Much software (including most user-facing applications for general-purpose computers) these days is loaded with features that a majority of its users never use and could not care less about. Often users are happier when such "features" are not functioning, in fact. Consider Clippy, for example. Or the recent complaints on the Reg about resizing ads, and accompanying expressions of glee from users who have script- and/or ad-blocking browsers.
Many web sites use scripting to accomplish nothing useful, or provide convenience features such as client-side form pre-validation (which is often done so poorly that it's worse than omitting it would have been) or prompting (which saves, what, a few seconds at best?). Since such sites should fall back gracefully in the event of script blocking, there shouldn't be any need to "scrabble around fixing" them.
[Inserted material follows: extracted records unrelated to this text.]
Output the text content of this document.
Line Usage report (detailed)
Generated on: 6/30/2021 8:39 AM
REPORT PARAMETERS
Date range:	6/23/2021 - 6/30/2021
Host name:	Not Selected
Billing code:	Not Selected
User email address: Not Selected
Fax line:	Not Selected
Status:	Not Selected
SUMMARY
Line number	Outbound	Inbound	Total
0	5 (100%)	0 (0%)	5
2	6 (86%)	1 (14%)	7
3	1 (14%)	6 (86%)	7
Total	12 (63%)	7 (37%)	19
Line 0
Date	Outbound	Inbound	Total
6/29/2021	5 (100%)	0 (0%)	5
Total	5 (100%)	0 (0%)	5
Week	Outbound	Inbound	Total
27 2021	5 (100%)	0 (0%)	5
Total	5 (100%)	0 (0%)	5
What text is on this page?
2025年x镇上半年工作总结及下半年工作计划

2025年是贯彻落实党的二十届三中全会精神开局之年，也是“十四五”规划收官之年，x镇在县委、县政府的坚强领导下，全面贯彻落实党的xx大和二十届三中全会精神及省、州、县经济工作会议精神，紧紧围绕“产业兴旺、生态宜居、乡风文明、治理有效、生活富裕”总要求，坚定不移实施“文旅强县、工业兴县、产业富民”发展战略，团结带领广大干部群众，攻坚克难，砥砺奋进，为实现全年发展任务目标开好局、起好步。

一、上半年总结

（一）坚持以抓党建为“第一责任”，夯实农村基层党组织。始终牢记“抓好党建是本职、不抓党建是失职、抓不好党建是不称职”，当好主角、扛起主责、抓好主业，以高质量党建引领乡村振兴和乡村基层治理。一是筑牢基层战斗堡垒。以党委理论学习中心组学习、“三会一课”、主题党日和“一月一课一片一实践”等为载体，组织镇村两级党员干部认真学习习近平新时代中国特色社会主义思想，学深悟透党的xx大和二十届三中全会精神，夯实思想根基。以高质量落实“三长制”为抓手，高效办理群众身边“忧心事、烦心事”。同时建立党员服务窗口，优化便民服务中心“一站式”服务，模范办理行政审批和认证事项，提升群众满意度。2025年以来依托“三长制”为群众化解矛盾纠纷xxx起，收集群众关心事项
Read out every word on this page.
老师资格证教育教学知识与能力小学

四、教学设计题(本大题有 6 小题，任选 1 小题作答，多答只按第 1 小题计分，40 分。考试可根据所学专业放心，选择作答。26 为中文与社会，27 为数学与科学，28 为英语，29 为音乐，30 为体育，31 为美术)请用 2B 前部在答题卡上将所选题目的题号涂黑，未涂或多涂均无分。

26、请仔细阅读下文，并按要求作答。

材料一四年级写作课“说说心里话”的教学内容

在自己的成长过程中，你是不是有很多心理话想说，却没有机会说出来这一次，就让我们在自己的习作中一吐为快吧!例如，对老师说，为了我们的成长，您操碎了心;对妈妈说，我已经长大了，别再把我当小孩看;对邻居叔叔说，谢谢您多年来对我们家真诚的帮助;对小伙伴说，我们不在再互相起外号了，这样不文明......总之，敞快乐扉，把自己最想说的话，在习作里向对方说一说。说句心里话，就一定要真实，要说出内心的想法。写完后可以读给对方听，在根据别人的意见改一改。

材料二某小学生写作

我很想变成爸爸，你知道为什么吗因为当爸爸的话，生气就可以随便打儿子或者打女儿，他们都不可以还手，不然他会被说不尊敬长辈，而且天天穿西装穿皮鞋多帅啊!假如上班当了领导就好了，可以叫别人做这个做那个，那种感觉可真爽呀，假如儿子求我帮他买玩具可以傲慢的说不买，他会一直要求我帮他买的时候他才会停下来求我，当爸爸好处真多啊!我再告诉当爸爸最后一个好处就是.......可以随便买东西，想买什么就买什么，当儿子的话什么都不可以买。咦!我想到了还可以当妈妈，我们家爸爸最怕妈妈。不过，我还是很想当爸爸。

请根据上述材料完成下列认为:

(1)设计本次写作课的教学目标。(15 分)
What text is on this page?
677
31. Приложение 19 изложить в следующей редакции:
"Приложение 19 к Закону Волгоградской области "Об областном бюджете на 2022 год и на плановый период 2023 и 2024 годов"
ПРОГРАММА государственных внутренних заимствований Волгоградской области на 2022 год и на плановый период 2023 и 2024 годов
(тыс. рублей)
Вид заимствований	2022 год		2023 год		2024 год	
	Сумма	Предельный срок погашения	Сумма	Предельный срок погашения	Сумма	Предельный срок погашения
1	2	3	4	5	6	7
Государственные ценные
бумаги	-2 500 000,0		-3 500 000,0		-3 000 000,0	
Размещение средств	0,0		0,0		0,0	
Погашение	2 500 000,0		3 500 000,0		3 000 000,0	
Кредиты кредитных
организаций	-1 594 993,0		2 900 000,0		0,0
For that matter, such simple functionality shouldn't be implemented with bloated, error-ridden scripting frameworks (like jQuery) written by people who can't be bothered to read the spec and throw a hissy fit when confronted with an implementation that conforms to it rather than to their preconceived notions (Reisig).
Are there web apps which are fundamentally built on client-side code, and so have to have working scripts in order to do anything useful? Yes (for various values of "useful"). But if those sites are really important to someone, they shouldn't depend on third-party-hosted code, as other people have already pointed out; and if they do, for some reason, then they should already be prepared to handle that failure mode.
I don't use OpenDNS...
...my DNS is provided by my DSL provider, so I haven't noticed any sites falling over owing to their inability to load scripts from googleapis.com. Of course, I have NoScipt set to Block Scripts Globally, and manually allow scripts as needed to provide any important functionality; last I checked, I had sites like googleapis and googleanalytics tagged as "untrusted" in NoScript, so I don't load them anyway.